Following in the footsteps of the Inuit, i.e. the Eskimo ethnic group that lives in the Arctic in northeastern
Canada, this expedition’s team members will journey through the settlement of Clyde River on their way
to Pond Inlet, where the alpinists will bid adieu to civilization and pack their sleighs. With the help of local
Inuits, they’ll then begin a trek 240-kilometer trek to the fjords. Traveling with the local hunters’ snowmobiles, the team will continue along the eastern coast and across sea ice to their chosen destination: Querbitter Fjord, an entirely unexplored region with towering cliff faces more than 1,000 meters tall.
The Vision of the Ultimate Cliffside
The alpinists do not yet know the exact topography of the escarpment they plan to climb, but they know their route must cross it. Afterwards they’ll select one of the many peaks in Querbitter Fjord and spend more than two weeks living, climbing and sleeping on the rock face. They’ll be equipped with only enough food and beverages for 16 days: this is the length of time the climbers will have to make their vertical dream come true.
There are no roads on Baffin Island. Mobility depends on the season, and travel is possible only by foot,
sleigh or snowmobile. Unlike their approach to the site, the team will opt to do without snowmobiles for their return trek toward civilization.
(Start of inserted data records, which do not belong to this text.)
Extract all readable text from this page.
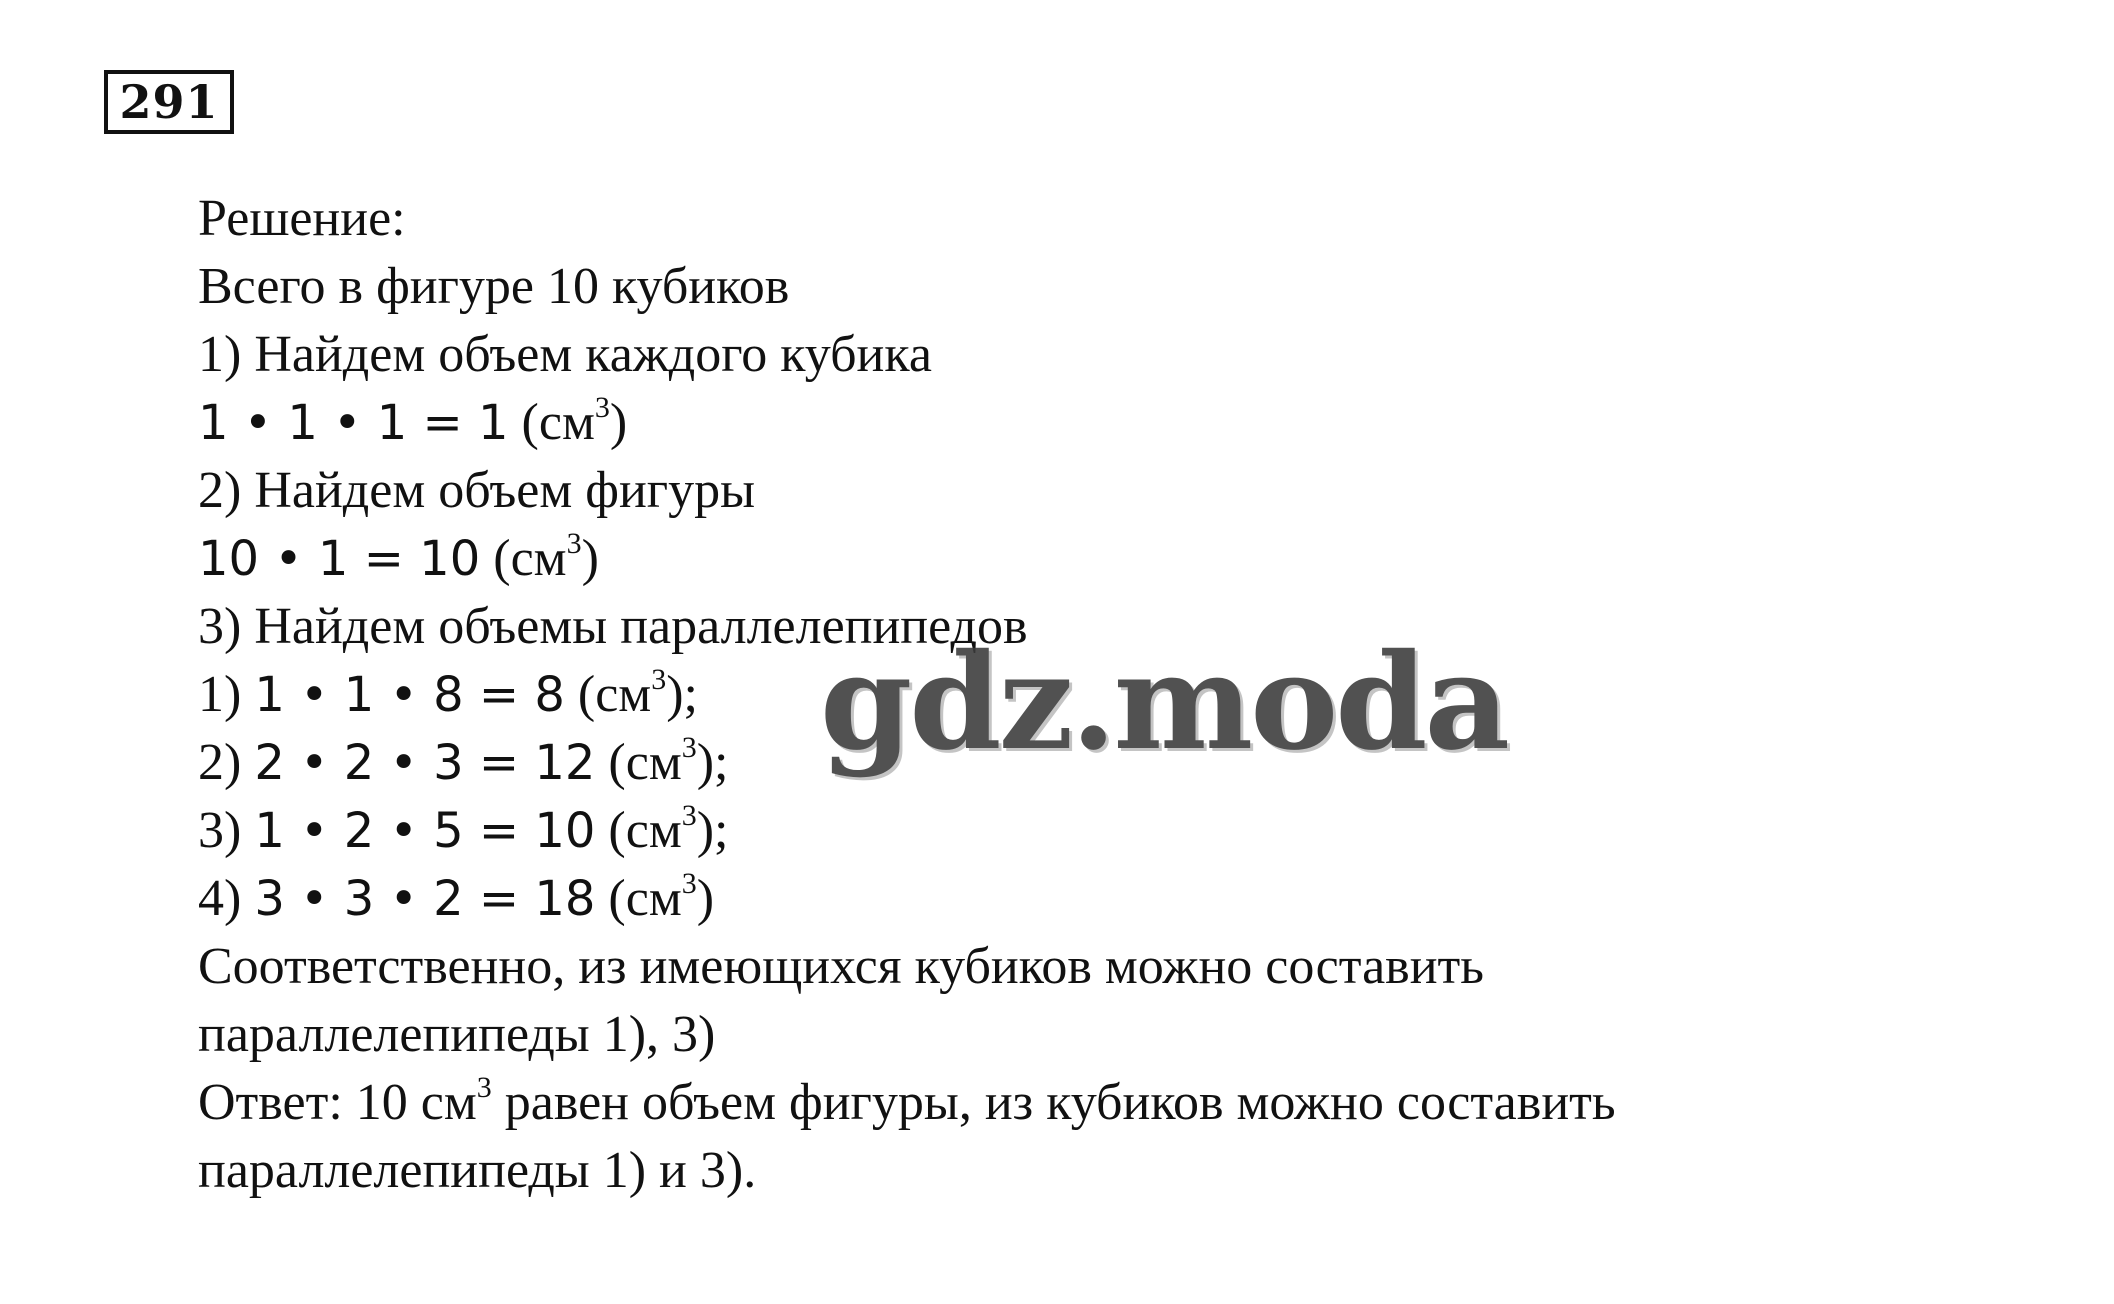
291
Решение:
Всего в фигуре 10 кубиков
1) Найдем объем каждого кубика
1 • 1 • 1 = 1 $(см^3)$
2) Найдем объем фигуры
10 • 1 = 10 $(см^3)$
3) Найдем объемы параллелепипедов
1) 1 • 1 • 8 = 8 $(см^3)$;
2) 2 • 2 • 3 = 12 $(см^3)$;
3) 1 • 2 • 5 = 10 $(см^3)$;
4) 3 • 3 • 2 = 18 $(см^3)$
Соответственно, из имеющихся кубиков можно составить
параллелепипеды 1), 3)
Ответ: 10 $см^3$ равен объем фигуры, из кубиков можно составить
параллелепипеды 1) и 3).
gdz.moda
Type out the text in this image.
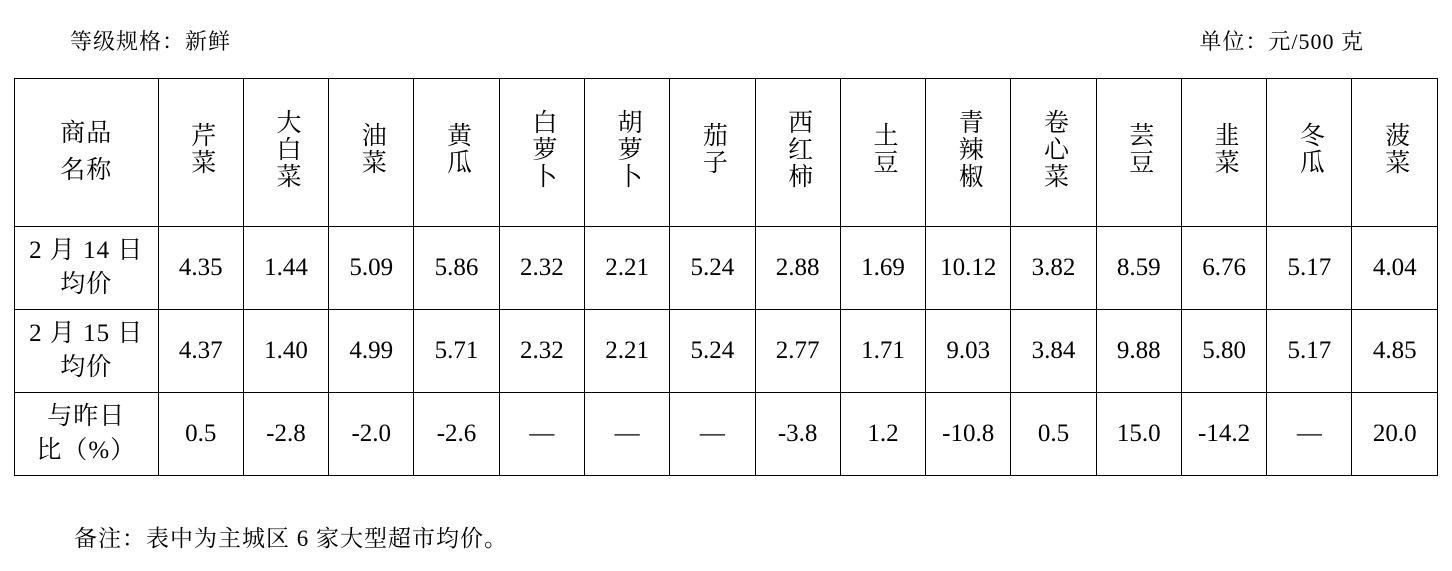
等级规格：新鲜	单位：元/500 克
商品
名称	芹菜	大白菜	油菜	黄瓜	白萝卜	胡萝卜	茄子	西红柿	土豆	青辣椒	卷心菜	芸豆	韭菜	冬瓜	菠菜

2 月 14 日
均价	4.35	1.44	5.09	5.86	2.32	2.21	5.24	2.88	1.69	10.12	3.82	8.59	6.76	5.17	4.04

2 月 15 日
均价	4.37	1.40	4.99	5.71	2.32	2.21	5.24	2.77	1.71	9.03	3.84	9.88	5.80	5.17	4.85

与昨日
比（%）	0.5	-2.8	-2.0	-2.6	—	—	—	-3.8	1.2	-10.8	0.5	15.0	-14.2	—	20.0
备注：表中为主城区 6 家大型超市均价。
They’ll travel the 340-kilometer route solely with the aid of snowkites and skis. They’ll load their equipment onto sleighs, which they’ll pull along behind them. Their destination will be Clyde River in the southern part of the island. A fortnight is planned for the return journey, which will be unimaginably
strenuous in the frigid cold of the Canadian Arctic.
Polar bears, which are especially prevalent around Querbittter Fjord in the springtime, are a dire and ever-present threat. To prevent the bears from plundering the team’s provisions, all of the equipment will have to be pulled up onto the selected cliff face. Potable water poses another logistical challenge. The escarpment is so steep that no snow will be available for the climbers to melt, so they’ll have to carry their entire cache of frozen water (circa 300liters) along with them onto the cliff wall right from the start.
Harsher and More Mystical than Patagonia
Baffin Island is located between Greenland and the northern coast of Canada. Tundra and swampy landscapes cover most of the western part of the island; deep, snow-filled valleys subdivide its eastern portion. These orges descend toward Baffin Bay, a northern marginal sea of the Atlantic Ocean between Greenland and the Canadian Arctic Archipelago, forming a unique series of wilderness fjords with extremely steep walls of gneiss and granite that rise to heights of as much as 1,600 meters.
Climbers have already visited the fjords immediately to the east of the settlement of Clyde River, but the
more distant fjords still remain untouched. This is a dream destination for climbers and adventurers, fully
on a par with Trango Towers in Pakistan or the granite pinnacles in Patagonia.